I am so good at being so wrong. For a long period of time, I was not persuaded by the argument from innate desire for the existence of the transcend beings. Even though I deserted atheistic worldview 6 years ago, I am incapable of completely breaking free from the philosophical ghosts of my past. The shekels of empiricism and positivism are still strongly intervened in my Christian worldview.
David Hume, whose philosophy I strongly followed, captured how I went about evaluating whether a particular argument was persuasive when he wrote,
When we run over libraries, persuaded of these principles, what havoc must we make? If we take in our hand any volume, of divinity or school metaphysics, for instance; let us ask, “Does it contain any abstract reasoning concerning quantity or number?” No. “Does it contain any experimental reasoning concerning matter of fact and existence?” No. Commit it then to the flames. For it can contain nothing but sophistry and illusion” (Hume 2000: 123)
I committed the arguments from desire to the flames. In Mere Christianity and The Weight of Glory, C. S. Lewis presented one of the versions of this argument that I rejected. Lewis contended that creatures possess innate desires that correspond to their satisfaction. Creatures possess some of innate desires that finds none of their satisfaction in this world. Therefore, it is probable that there is another world beyond this world. He argued,
Creatures are not born with desires unless satisfaction for those desires exists. A baby feels hunger: well, there is such a thing as food. A duckling wants to swim: well, there is such a thing as water. Men feel sexual desire: well, there is such a thing as sex. If I find in myself a desire which no experience in this world can satisfy, the most probable explanation is that I was made for another world. If none of my earthly pleasures satisfy it, that does not prove that the universe is a fraud. Probably earthly pleasures were never meant to satisfy it, but only to arouse it, to suggest the real thing.(Lewis 2001: 136-7)

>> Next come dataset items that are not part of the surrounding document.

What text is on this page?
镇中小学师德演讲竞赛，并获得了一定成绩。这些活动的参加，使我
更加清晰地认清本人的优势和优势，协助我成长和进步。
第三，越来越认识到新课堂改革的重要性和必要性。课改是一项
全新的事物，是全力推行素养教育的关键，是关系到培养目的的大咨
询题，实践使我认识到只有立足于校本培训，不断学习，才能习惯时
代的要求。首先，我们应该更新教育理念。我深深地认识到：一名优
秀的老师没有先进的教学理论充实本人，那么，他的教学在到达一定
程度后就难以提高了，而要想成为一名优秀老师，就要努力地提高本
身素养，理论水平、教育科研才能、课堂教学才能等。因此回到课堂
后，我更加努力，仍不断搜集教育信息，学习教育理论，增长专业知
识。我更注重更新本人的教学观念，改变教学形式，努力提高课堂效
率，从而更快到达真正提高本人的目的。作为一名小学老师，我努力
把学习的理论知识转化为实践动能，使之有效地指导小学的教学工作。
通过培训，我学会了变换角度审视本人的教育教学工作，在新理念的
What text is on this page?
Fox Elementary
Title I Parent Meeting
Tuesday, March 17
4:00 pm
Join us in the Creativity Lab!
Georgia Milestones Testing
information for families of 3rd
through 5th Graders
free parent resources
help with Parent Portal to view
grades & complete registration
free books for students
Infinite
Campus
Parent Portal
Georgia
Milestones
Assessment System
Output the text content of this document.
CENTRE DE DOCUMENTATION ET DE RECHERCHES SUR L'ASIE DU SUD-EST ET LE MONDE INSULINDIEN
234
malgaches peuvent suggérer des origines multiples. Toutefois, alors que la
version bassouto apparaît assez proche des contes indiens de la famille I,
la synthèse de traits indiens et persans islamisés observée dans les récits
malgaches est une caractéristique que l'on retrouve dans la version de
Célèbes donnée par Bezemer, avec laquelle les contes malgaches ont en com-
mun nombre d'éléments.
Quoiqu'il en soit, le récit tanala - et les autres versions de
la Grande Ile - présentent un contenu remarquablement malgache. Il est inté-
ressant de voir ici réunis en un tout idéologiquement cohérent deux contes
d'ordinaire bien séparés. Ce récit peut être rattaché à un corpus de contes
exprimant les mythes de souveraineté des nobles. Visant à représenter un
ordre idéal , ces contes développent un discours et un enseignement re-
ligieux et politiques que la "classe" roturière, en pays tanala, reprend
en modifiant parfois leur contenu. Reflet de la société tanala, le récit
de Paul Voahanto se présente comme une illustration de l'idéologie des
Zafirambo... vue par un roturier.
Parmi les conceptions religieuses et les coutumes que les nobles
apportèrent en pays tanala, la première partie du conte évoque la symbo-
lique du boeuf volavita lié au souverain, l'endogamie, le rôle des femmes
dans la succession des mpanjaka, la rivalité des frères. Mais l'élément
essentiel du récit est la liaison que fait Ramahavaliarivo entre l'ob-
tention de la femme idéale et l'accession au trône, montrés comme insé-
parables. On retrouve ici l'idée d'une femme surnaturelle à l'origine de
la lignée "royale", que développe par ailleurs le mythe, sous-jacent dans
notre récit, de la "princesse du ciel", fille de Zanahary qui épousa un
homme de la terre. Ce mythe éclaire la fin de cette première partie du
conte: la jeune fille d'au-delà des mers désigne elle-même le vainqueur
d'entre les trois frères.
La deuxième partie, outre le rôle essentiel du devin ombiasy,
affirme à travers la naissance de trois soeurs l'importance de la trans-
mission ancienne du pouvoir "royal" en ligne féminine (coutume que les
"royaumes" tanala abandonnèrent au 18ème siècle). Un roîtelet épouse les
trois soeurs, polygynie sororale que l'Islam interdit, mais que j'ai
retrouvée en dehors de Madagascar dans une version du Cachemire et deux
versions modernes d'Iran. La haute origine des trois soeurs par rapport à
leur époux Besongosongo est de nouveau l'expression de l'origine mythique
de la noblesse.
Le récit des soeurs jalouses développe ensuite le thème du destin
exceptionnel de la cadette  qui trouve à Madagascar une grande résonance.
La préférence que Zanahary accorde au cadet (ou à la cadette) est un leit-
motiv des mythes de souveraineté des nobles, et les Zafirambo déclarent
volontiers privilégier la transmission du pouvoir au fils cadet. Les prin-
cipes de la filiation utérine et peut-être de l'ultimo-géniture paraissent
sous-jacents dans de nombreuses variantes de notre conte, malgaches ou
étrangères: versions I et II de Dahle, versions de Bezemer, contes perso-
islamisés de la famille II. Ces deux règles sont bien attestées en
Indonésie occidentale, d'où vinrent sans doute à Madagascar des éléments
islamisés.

I deemed Lewisian-like arguments as nothing but sophistry. Their crucial premise did not contain any experimental reasoning concerning its matter of fact or existence. That the transcendent beings (i.e. existence of God(s), life after death, dualism, absolute morality &c.,) are intuitive innate beliefs, and therein spring our desires, was lacking.
This picture changed with preponderance of scientific evidence emerging from the field of cognitive science. Cognitive science provides empirical data that appears to be pointing us towards a conclusion that humans are intuitive theists. We are wired to believe in transcendent beings. The works of Olivera Petrovich, Deborah Kelemen, Scott Atran, Jesse Bering, Pascal Boyer, Stewart Guthrie, Robert McCauley, Bradley Wigger, Justin L. Barrett, Nicola Knight and Ilkka Pyysiainen, among others, placed on the table empirical data showing that our beliefs in transcendent beings are innate.
My version of argument from desire, thus, could be outlined as follows:
1. Transcendent beings (existence of God, afterlife &c.,) are creaturely innate desires.
2. Every other creaturely innate desire, that we know of, there exists a corresponding object of its satisfaction.
3. It is mostly probable than not that the objects of creaturely innate desires of transcendent beings exist.
This argument, if sound, does not lead to the conclusion that a specific understanding of God is correct, but a general theistic worldviews. Is this a sound argument? I do not know. The opponent of this argument needs to show which premise(s) is false. Would it persuade an atheist to reconsider his/her position? No. It would not. But it is my hope that it will show him/her that one does not have to abandon reason to believe in transcendent beings.
Hume, David (2000) An Enquiry Concerning Human Understanding. Oxford: Oxford University Press.
Lewis, C. S. (2001) Mere Christianity. San Francisco: Harper Collins.